Le Col Abdoulaye Maiga
Première élection d’une série devant aboutir à la présidentielle en mars 2024, l’organisation du scrutin référendaire vient d’être renvoyée aux calendes grecques. L’annonce a été faite, vendredi dernier, à Bamako, au cours d’une conférence de presse, par le colonel Abdoulaye Maïga, ministre de l’Administration territoriale et de la Décentralisation, porte-parole du gouvernement. Ce report jette le doute sur la volonté des autorités de la transition à confisquer le pouvoir pour se maintenir au- delà de l’engagement qu’elles ont pris devant le peuple malien. S’achemine-t-on vers une autre crise politique ?
Plus on se rapproche de la fin de la transition, plus le gouvernement pose des actes de confiscation du pouvoir. La dernière en date est le report du vote référendaire dont la bonne organisation pouvait espérer les Maliens de ne plus revivre le cauchemar des élections bâclées. Mais hélas ! Le gouvernement a raté le tournant de l’histoire pour réconcilier le peuple malien avec lui-même. Il laisse planer le doute quant à sa volonté de doter le Mali d’institutions légitimes à l’issue d’élections crédibles, transparentes et apaisées. La décision de repousser la date du scrutin référendaire n’est pas de nature à apaiser le climat politique déjà surchauffé par des attaques contre la gouvernance de la transition.
Prévu pour le 19 mars, selon le chronogramme dévoilé par le gouvernement à la suite d’intenses négociations avec la Communauté économique des États de l’Afrique de l’Ouest (CEDEAO), l’élection du référendum constitutionnel vient d’être reportée. Le report a été annoncé par le colonel Abdoulaye Maïga, ministre de l’Administration territoriale et de la Décentralisation, porte-parole du gouvernement.
Il explique ce report par la ferme volonté des autorités de la transition à appliquer les recommandations des Assises nationales de la refondation (ANR), notamment la pleine opérationnalisation de l’Autorité indépendante de gestion des élections (AIGE), à travers l’installation de ses démembrements dans les dix-neuf (19) régions administratives du Mali et du district de Bamako ainsi que la vulgarisation du projet de Constitution.

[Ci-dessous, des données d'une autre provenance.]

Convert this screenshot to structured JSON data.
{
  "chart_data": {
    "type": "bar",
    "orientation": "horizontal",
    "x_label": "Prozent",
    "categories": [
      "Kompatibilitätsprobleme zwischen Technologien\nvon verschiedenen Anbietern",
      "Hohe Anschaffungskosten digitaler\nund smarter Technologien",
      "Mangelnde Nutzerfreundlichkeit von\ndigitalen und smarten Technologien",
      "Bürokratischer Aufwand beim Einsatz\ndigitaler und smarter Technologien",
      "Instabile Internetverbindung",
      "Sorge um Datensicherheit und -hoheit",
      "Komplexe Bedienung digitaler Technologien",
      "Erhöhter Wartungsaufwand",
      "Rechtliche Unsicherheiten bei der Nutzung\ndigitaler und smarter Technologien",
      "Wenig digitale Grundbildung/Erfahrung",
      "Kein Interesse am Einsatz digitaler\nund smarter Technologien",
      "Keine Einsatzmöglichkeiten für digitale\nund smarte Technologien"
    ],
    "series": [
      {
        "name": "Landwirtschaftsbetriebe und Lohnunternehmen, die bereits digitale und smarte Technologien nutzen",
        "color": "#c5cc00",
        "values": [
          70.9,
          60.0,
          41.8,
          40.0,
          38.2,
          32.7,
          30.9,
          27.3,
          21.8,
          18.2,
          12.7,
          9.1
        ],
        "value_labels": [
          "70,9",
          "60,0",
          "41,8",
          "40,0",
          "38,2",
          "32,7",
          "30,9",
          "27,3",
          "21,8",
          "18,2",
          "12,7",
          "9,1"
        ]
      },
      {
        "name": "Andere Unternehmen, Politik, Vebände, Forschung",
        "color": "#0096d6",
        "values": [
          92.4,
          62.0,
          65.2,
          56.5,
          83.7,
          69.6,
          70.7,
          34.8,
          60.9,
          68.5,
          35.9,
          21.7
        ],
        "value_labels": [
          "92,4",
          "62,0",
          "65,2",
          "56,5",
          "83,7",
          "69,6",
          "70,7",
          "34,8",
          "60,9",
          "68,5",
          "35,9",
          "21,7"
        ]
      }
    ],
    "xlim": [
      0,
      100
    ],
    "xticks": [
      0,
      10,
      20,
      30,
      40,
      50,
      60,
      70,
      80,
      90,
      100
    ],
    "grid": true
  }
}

Il informe l’opinion nationale que la date du référendum sera fixée après concertation avec l’Autorité indépendante de gestion des élections (AIGE) et l’ensemble des acteurs du processus électoral.
Ce report n’a surpris personne. Mais il cache bien l’intention du gouvernement à ne pas s’engager à trouver une voie de sortie de crise pour notre pays, confronté à une crise sécuritaire qui endeuille les familles maliennes, depuis 2012. On ne saurait se justifier avec l’opérationnalisation d’une AIGE, un serpent à deux têtes. Elle contient en son sein les germes d’une crise politique parce qu’elle n’est pas la seule à organiser les élections, contrairement à l’esprit de la création d’un organe unique de gestion des élections. Lier le sort du Mali à ce monstre, c’est de nouveau créer d’autres tensions politiques dont notre pays n’a nullement besoin après deux (02) coups d’État en pleine démocratie avec comme corollaire la dégradation des conditions de vie de la population malienne. Alors que notre pays a plus besoin de paix et de cohésion pour enfin renouer avec le développement.
Cependant, rien n’est encore perdu pour se ressaisir. Il est illusoire aujourd’hui d’envisager les élections dans les nouvelles circonscriptions électorales. Pour la simple raison que tout manque: les ressources humaines, financières, matérielles.
Si la gestion d’un pays n’est pas un miracle, le gouvernement aurait des difficultés énormes à doter les dix-neuf régions, le district de Bamako, les cent cinquante-six (156) cercles, quatre cent soixante-six (466) arrondissements, huit cent dix-neuf (819) communes et 12 712 villages de ces ressources pour organiser les élections. Le mieux, pour s’en tirer d’affaire et de sauver le Mali d’une autre crise politique, que le gouvernement organise les élections avec les anciennes régions administratives (dix).
Mais en s’entêtant d’organiser les élections avec le nouveau découpage administratif et territorial, une nouvelle crise se profile à l’horizon. À vrai dire, ce découpage est inopportun à l’heure actuelle, où l’État se cherche à imposer son autorité sur l’ensemble du territoire national et à lutter efficacement contre la corruption, l’incivisme et l’indiscipline, des maux qui plombent tout progrès.
Ainsi, le gouvernement s’est donné du travail. S’il doit affronter les anti-projet de Constitution et ceux du report, la tâche ne se sera pas facile. Ces deux fers au feu achemineront notre pays vers une autre crise politique aux lendemains incertains.
Avant qu’il ne soit tard, les autorités de la transition doivent d’être plus à l’écoute des forces progressistes et non celles animées de la volonté de confisquer le pouvoir pour les ennemis de notre pays.